First, I'll talk about why I hope to avoid shame. It's not a productive emotion. Since shame doesn't come from something we've thought or said or done, we don't have control over its genesis. My feeling shame makes me feel bad while not fixing the situation. What a waste of feeling bad!
On the other hand, I feel guilt when I've done wrong. Rather than hold onto that feeling, I'm trying to learn from it, to do better next time. We can't change our pasts, but we can figure out how not to make the same dumb choices, to broaden the options we see until we find the one that won't cause regret (closely related to guilt). There's no reason to let guilt weigh us down if we use it to travel a better path ahead.
Guilt can fuel us to do better, while shame tells us we're not worth the effort...and we're all worth the effort.
Of course, writing about living without shame sent me down a Shameless IMDB rabbit hole (the 2011 Chicago version, obviously, rather than the 2004 BBC original). In case you haven't seen it, I'll let you know that the show has nothing to do with the difference between guilt and shame, but I find it hysterical. Moreover, a Hotchkiss alumna and faculty daughter (Hi, CF!) has been on the writing team for some episodes. Pretty awesome.
I ask you to consider how you feel after things don't go as you'd hoped. What are your thoughts on guilt, shame, and regret? Please share your ideas in the comments.

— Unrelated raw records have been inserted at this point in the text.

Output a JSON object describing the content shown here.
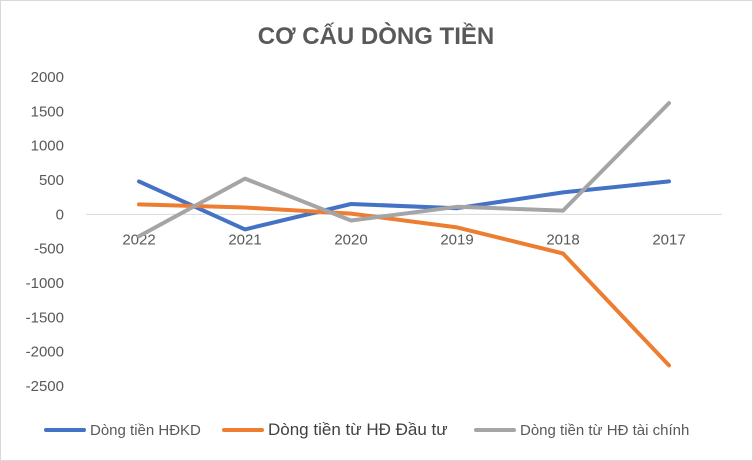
{
  "chart_data": {
    "type": "line",
    "title": "CƠ CẤU DÒNG TIỀN",
    "categories": [
      "2022",
      "2021",
      "2020",
      "2019",
      "2018",
      "2017"
    ],
    "ylim": [
      -2500,
      2000
    ],
    "yticks": [
      "2000",
      "1500",
      "1000",
      "500",
      "0",
      "-500",
      "-1000",
      "-1500",
      "-2000",
      "-2500"
    ],
    "grid": false,
    "legend_position": "bottom",
    "series": [
      {
        "name": "Dòng tiền HĐKD",
        "color": "#4472C4",
        "values": [
          480,
          -220,
          150,
          90,
          320,
          480
        ]
      },
      {
        "name": "Dòng tiền từ HĐ Đầu tư",
        "color": "#ED7D31",
        "values": [
          145,
          100,
          10,
          -190,
          -570,
          -2200
        ]
      },
      {
        "name": "Dòng tiền từ HĐ tài chính",
        "color": "#A5A5A5",
        "values": [
          -320,
          520,
          -90,
          110,
          55,
          1620
        ]
      }
    ]
  }
}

Several times recently when I’ve pointed out what someone has done, they’ve responded, “You’re just trying to make me feel guilty.” I haven’t come up with a short, clear way to respond with what I really feel (so I probably won’t be able to describe it here either), but it seems that if thinking about what you’ve done makes you feel guilty, then you probably know that it wasn’t the right thing to do, regardless of my reaction.

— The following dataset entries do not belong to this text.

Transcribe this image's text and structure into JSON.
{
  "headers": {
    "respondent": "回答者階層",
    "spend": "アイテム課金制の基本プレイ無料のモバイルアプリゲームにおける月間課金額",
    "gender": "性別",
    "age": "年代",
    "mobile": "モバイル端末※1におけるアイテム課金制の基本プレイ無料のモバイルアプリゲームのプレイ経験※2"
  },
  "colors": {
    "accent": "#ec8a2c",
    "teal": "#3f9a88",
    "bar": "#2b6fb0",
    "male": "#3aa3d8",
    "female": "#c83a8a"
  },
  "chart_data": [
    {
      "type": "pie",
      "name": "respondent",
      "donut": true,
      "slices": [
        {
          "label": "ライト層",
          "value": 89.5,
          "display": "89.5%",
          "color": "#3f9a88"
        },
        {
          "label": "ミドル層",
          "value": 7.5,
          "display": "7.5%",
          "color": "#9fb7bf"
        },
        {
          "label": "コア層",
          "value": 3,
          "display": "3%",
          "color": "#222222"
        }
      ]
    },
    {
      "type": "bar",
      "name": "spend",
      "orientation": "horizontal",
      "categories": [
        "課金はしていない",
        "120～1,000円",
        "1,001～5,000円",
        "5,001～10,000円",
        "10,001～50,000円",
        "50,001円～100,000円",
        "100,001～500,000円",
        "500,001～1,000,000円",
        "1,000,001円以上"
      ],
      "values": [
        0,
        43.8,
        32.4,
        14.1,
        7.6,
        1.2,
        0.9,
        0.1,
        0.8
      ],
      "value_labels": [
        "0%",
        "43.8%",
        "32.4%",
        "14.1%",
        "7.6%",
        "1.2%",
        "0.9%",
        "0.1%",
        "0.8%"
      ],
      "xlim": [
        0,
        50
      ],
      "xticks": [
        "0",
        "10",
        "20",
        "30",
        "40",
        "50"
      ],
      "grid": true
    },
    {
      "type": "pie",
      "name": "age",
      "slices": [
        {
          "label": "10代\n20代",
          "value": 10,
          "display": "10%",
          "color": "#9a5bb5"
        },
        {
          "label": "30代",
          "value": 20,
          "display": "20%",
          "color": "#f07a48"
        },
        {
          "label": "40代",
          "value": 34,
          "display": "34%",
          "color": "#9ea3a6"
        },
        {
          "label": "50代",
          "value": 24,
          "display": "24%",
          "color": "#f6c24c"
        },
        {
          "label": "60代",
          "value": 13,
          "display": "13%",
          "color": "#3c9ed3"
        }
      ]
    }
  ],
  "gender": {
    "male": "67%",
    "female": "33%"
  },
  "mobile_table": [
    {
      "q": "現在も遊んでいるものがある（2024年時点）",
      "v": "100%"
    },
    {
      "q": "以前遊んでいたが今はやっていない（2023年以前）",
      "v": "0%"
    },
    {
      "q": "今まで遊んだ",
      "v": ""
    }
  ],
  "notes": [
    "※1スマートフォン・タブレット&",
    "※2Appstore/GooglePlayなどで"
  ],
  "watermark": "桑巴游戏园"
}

I think what they really mean is that they don’t like the way thinking about what they’ve done makes them feel, and they are blaming me for that (and I agree that apparently they weren’t thinking about it until I said something).

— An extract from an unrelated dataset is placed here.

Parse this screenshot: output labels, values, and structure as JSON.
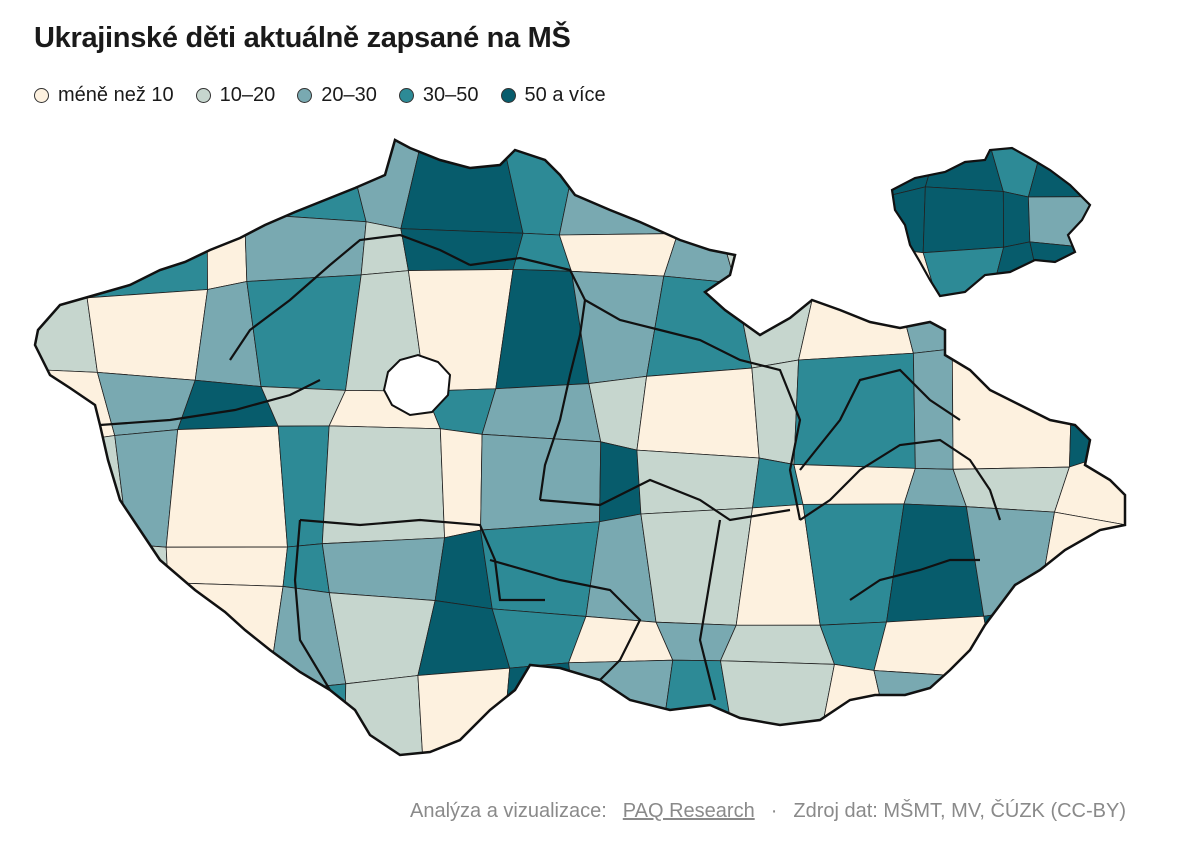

It seems that you have thought of a clear way to explain and yes, people should think about what they’ve done to figure out how to do better. Well said!
I like both your original article and Viveca’s good response.
As a psychiatrist, the simplest way that I’ve looked at the difference between these two concepts is that one is about what you do and the other is about who you are.
Yes, I agree, and since we can only change ONE of those two things, it seems way more productive to figure out and fix what we’ve done that makes us feel guilty and let go of shame.